During a weekly Republican meeting Tuesday morning, Rep. Thomas Massie (R-Ky.) stood up and called on Johnson to resign after signing on to Rep. Marjorie Taylor Greene’s (R-Ga.) plan to depose him, known as a motion to vacate.
That means that if Democrats choose not to rescue Johnson, Republicans would need just a simple majority to oust their second speaker in six months, causing the House to descend further into chaos during an election year when their slender grasp on the majority is at stake.
Massie said that he had warned the speaker in private conversation “weeks ago” that if the motion to oust him is called to the floor, and Democrats do not help bail him out, Republicans would be successful in removing the speaker because “We’re steering everything toward what [Senate Majority Leader] Chuck Schumer wants.”
“The motion is going to get called, okay? Does anybody doubt that? The motion will get called, and then he’s going to lose more votes than Kevin McCarthy,” Massie said, referencing the previous GOP speaker who lost the gavel with eight votes in October.
In a defiant tone, Johnson reiterated to reporters in a brief news conference Tuesday that he would not resign and that the threat was “absurd” as Republicans are “trying to do their job.”
“We need steady leadership. We need steady hands on the wheel,” he said. “Look, I regard myself as a wartime speaker.”
That means Johnson faces a double-barreled threat both jeopardizing his speakership and the key foreign aid bills.
On both issues, Johnson can only lose two Republicans and he has a two-vote majority. That majority will be even slimmer — one vote — after Republicans return from next week’s recess and Rep. Mike Gallagher (R-Wis.) has resigned.

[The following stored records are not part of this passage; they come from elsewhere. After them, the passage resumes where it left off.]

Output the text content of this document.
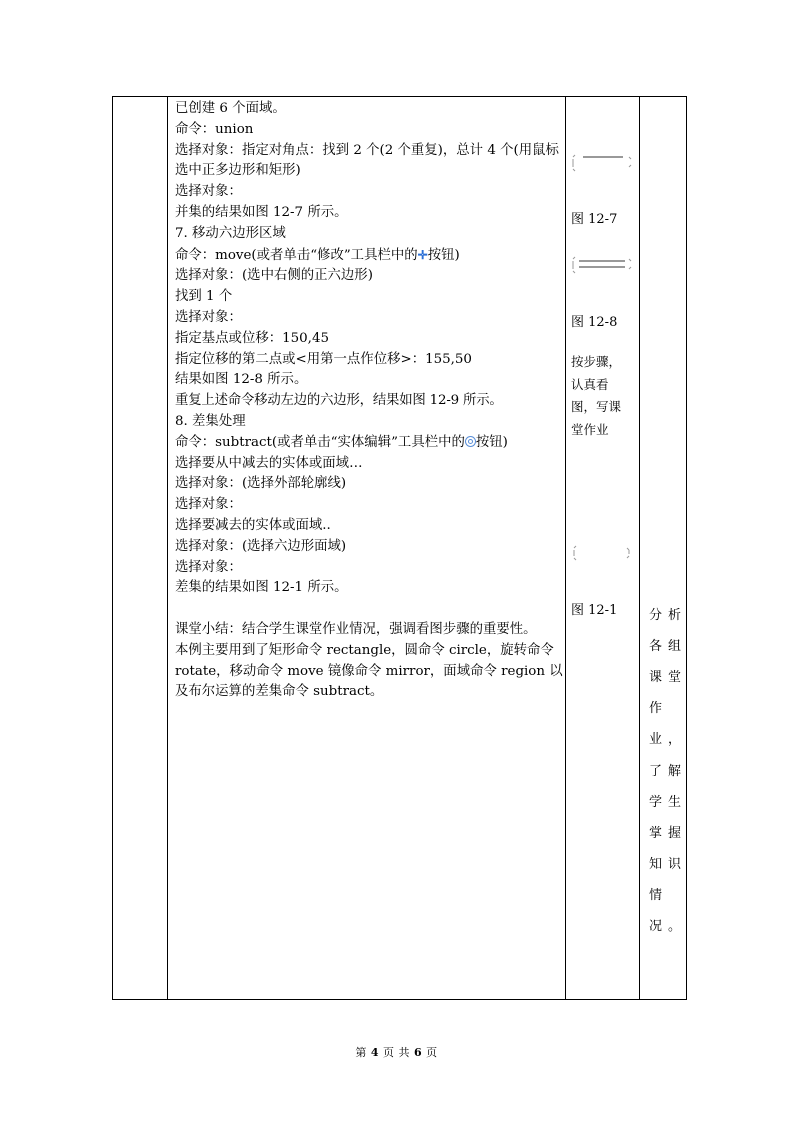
已创建 6 个面域。
命令：union
选择对象：指定对角点：找到 2 个(2 个重复)，总计 4 个(用鼠标选中正多边形和矩形)
选择对象：
并集的结果如图 12-7 所示。
7. 移动六边形区域
命令：move(或者单击“修改”工具栏中的✛按钮)
选择对象：(选中右侧的正六边形)
找到 1 个
选择对象：
指定基点或位移：150,45
指定位移的第二点或<用第一点作位移>：155,50
结果如图 12-8 所示。
重复上述命令移动左边的六边形，结果如图 12-9 所示。
8. 差集处理
命令：subtract(或者单击“实体编辑”工具栏中的 按钮)
选择要从中减去的实体或面域…
选择对象：(选择外部轮廓线)
选择对象：
选择要减去的实体或面域..
选择对象：(选择六边形面域)
选择对象：
差集的结果如图 12-1 所示。
课堂小结：结合学生课堂作业情况，强调看图步骤的重要性。
本例主要用到了矩形命令 rectangle，圆命令 circle，旋转命令 rotate，移动命令 move 镜像命令 mirror，面域命令 region 以及布尔运算的差集命令 subtract。
图 12-7
图 12-8
按步骤，认真看图，写课堂作业
图 12-1 分 析
各 组
课 堂
作
业 ，
了 解
学 生
掌 握
知 识
情
况 。
第 4 页 共 6 页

Democrats have signaled they will help pass the rule to consider the foreign aid measures, but only if those measures are identical to the Senate-approved package. Complicating the issue is that the GOP bills currently do not include humanitarian aid for Gaza.

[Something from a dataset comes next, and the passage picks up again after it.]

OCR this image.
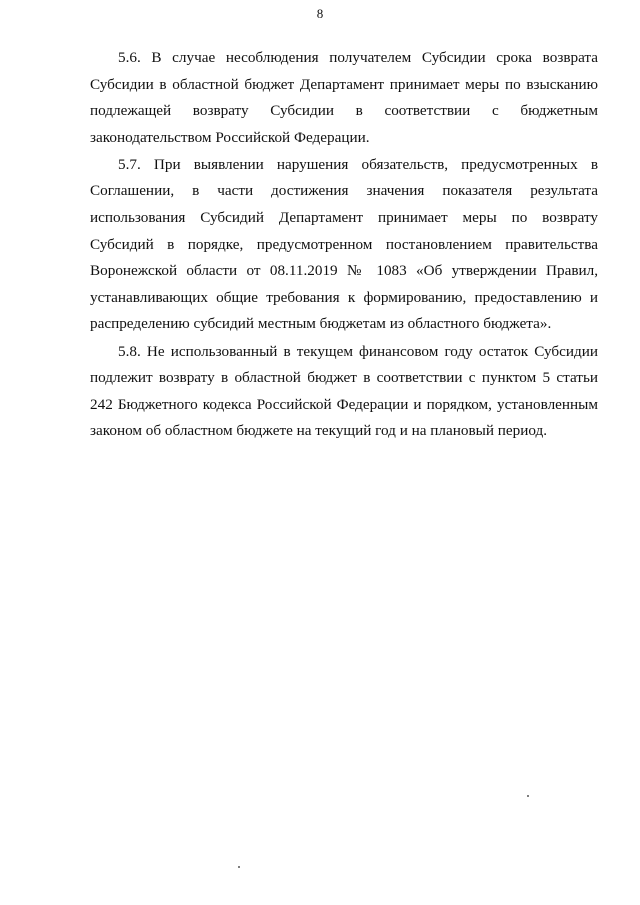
8

5.6. В случае несоблюдения получателем Субсидии срока возврата Субсидии в областной бюджет Департамент принимает меры по взысканию подлежащей возврату Субсидии в соответствии с бюджетным законодательством Российской Федерации.

5.7. При выявлении нарушения обязательств, предусмотренных в Соглашении, в части достижения значения показателя результата использования Субсидий Департамент принимает меры по возврату Субсидий в порядке, предусмотренном постановлением правительства Воронежской области от 08.11.2019 № 1083 «Об утверждении Правил, устанавливающих общие требования к формированию, предоставлению и распределению субсидий местным бюджетам из областного бюджета».

5.8. Не использованный в текущем финансовом году остаток Субсидии подлежит возврату в областной бюджет в соответствии с пунктом 5 статьи 242 Бюджетного кодекса Российской Федерации и порядком, установленным законом об областном бюджете на текущий год и на плановый период.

Minority Leader Hakeem Jeffries (D-N.Y.) told his Democratic caucus on Tuesday morning that Democrats would not support “a penny less” than what’s currently in the Senate bill for humanitarian relief.
“We’ve been very clear, Leader Jeffries has been clear that all options should remain on the table. The important point is the substance of the legislation. The substance matters,” Democratic Caucus Chair Pete Aguilar (D-Calif.) said.
Republicans are still waiting for legislative text on all four bills of Johnson’s plan before deciding whether to support them. But a majority are frustrated after a significant handful of far-right Republicans, upset with Johnson and the lack of border security included in the bills, have confidently predicted that the initial vote, known as a rule, will fail. Republicans had a chance to consider a tough bipartisan border security bill earlier this year, but rejected it.